Palavras para lembrar de Akira Otani: “Quando meu país me chama, eu vou!”

Naqueles doces dias pré-pandêmicos dos quais mal conseguimos nos lembrar agora, uma das minhas paradas favoritas de vez em quando era o escritório da United Fishing Agency, localizado a poucos metros da beira do oceano, no Pier 38, para me encontrar com o presidente da empresa, Akira Otani. .

Mesmo com quase 90 anos, ele ainda ia ao escritório algumas horas por dia. Quando ele parou de dirigir, sua filha o buscava em casa todas as manhãs, levava-o ao escritório e voltava algumas horas depois para levá-lo para casa. O surto de COVID-19 pôs fim a isso.
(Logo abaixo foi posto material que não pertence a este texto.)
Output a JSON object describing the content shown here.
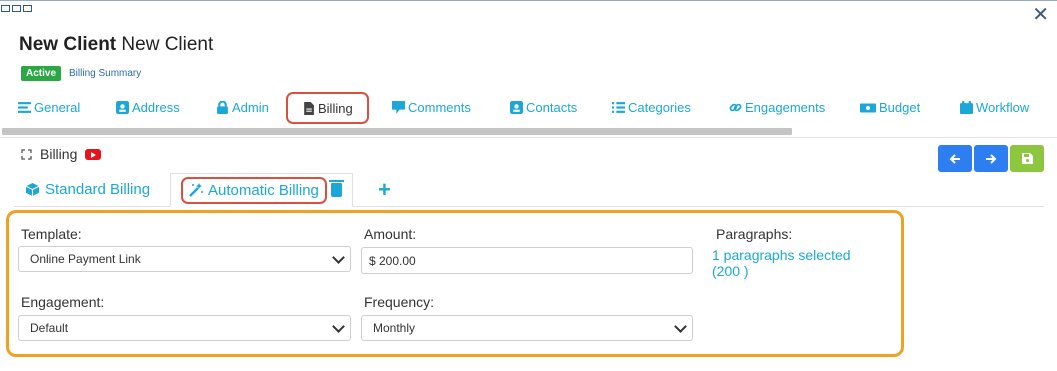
{
  "window": {
    "close_label": "✕"
  },
  "header": {
    "title_bold": "New Client",
    "title_rest": "New Client",
    "status_badge": "Active",
    "summary_link": "Billing Summary"
  },
  "nav": {
    "items": [
      {
        "label": "General",
        "icon": "list-icon"
      },
      {
        "label": "Address",
        "icon": "address-card-icon"
      },
      {
        "label": "Admin",
        "icon": "lock-icon"
      },
      {
        "label": "Billing",
        "icon": "document-icon"
      },
      {
        "label": "Comments",
        "icon": "comment-icon"
      },
      {
        "label": "Contacts",
        "icon": "contact-card-icon"
      },
      {
        "label": "Categories",
        "icon": "list-bullets-icon"
      },
      {
        "label": "Engagements",
        "icon": "link-icon"
      },
      {
        "label": "Budget",
        "icon": "money-icon"
      },
      {
        "label": "Workflow",
        "icon": "calendar-icon"
      }
    ],
    "active": "Billing"
  },
  "section": {
    "title": "Billing"
  },
  "subtabs": {
    "standard": "Standard Billing",
    "automatic": "Automatic Billing",
    "add": "+"
  },
  "form": {
    "template": {
      "label": "Template:",
      "value": "Online Payment Link"
    },
    "amount": {
      "label": "Amount:",
      "value": "$ 200.00"
    },
    "paragraphs": {
      "label": "Paragraphs:",
      "link_line1": "1 paragraphs selected",
      "link_line2": "(200 )"
    },
    "engagement": {
      "label": "Engagement:",
      "value": "Default"
    },
    "frequency": {
      "label": "Frequency:",
      "value": "Monthly"
    }
  },
  "colors": {
    "accent": "#1ba8d8",
    "highlight_red": "#d9503f",
    "highlight_orange": "#f0a122",
    "active_badge": "#2ca745",
    "nav_button_blue": "#2d7ef0",
    "save_button_green": "#8dc63f"
  }
}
Para a saúde e segurança dos seus pais idosos, a sua família decidiu que ele deveria evitar a COVID, ficando em casa com a sua esposa May.

Em 24 de julho, Akira Otani morreu pacificamente em sua casa, cercado por sua família – May, sua esposa há quase 75 anos; e seus três filhos adultos - a filha Laura Gota e os filhos Daniel e Floyd Otani, que trabalharam ao lado do pai na United Fishing Agency, o popular leilão de peixe fresco do Havaí. Ele teria completado 101 anos em janeiro.

Às vezes, quando o visitava, via três gerações de Otanis em seu escritório. No lado esquerdo da sala havia uma fotografia alta em preto e branco de Matsujiro Otani, o Issei fundador da Agência Unida de Pesca, com um enorme hapu'upu'u (robalo havaiano). Akira Otani e seu filho mais novo, Floyd, dividiam o escritório. Floyd ocupava a metade da frente e ficava de olho no pai enquanto ele envelhecia. Seu pai tinha a mesa no canto de trás. Espaço do Sr. Otani — sim, sempre o chamei de “Sr. Otani” - era como uma caverna de homem, adornada com lembranças e fotos, incluindo uma de suas favoritas: uma cópia da icônica cerimônia de despedida de 28 de março de 1943 para os voluntários da 442ª Equipe de Combate Regimental em frente ao Palácio 'Iolani. Otani lembrou exatamente onde estava naquele dia e se reconheceu naquela foto. Ele até marcou uma estrela colorida no lado esquerdo do peito em uma fotocópia emoldurada.

Conheci o Sr. Otani pela primeira vez em 2012, pouco antes dos Voluntários da Vitória do Varsity celebrarem seu 70º aniversário. Eu tinha combinado de entrevistar o veterano do Triple V, Ted Tsukiyama, e, por sugestão de Ted, o Sr. Otani, no escritório da United Fishing Agency. Os dois eram amigos há mais de 70 anos, desde a época como cadetes ROTC na Universidade do Havaí.

Em fevereiro de 2015, quatro veteranos sobreviventes dos Voluntários da Vitória do Varsity foram reconhecidos pela Universidade do Havaí em Mänoa no 73º aniversário da formação do batalhão de trabalho totalmente AJA na Segunda Guerra Mundial. A partir da esquerda: Yoshiaki Fujitani, Ted Tsukiyama, Akira Otani e Takashi Kajihara foram fotografados perto da escultura que homenageia o VVV no Centro de Serviços Estudantis Queen Lili'uokalani. Eles se juntaram a cadetes ROTC do Exército UH de 2015 atrás deles. Acredita-se que Kajihara seja o único membro sobrevivente do Triple V; Tsukiyama morreu em 2019, Fujitani faleceu em maio deste ano, e Otani, dois meses depois, em julho. (Fotos de Karleen Chinen)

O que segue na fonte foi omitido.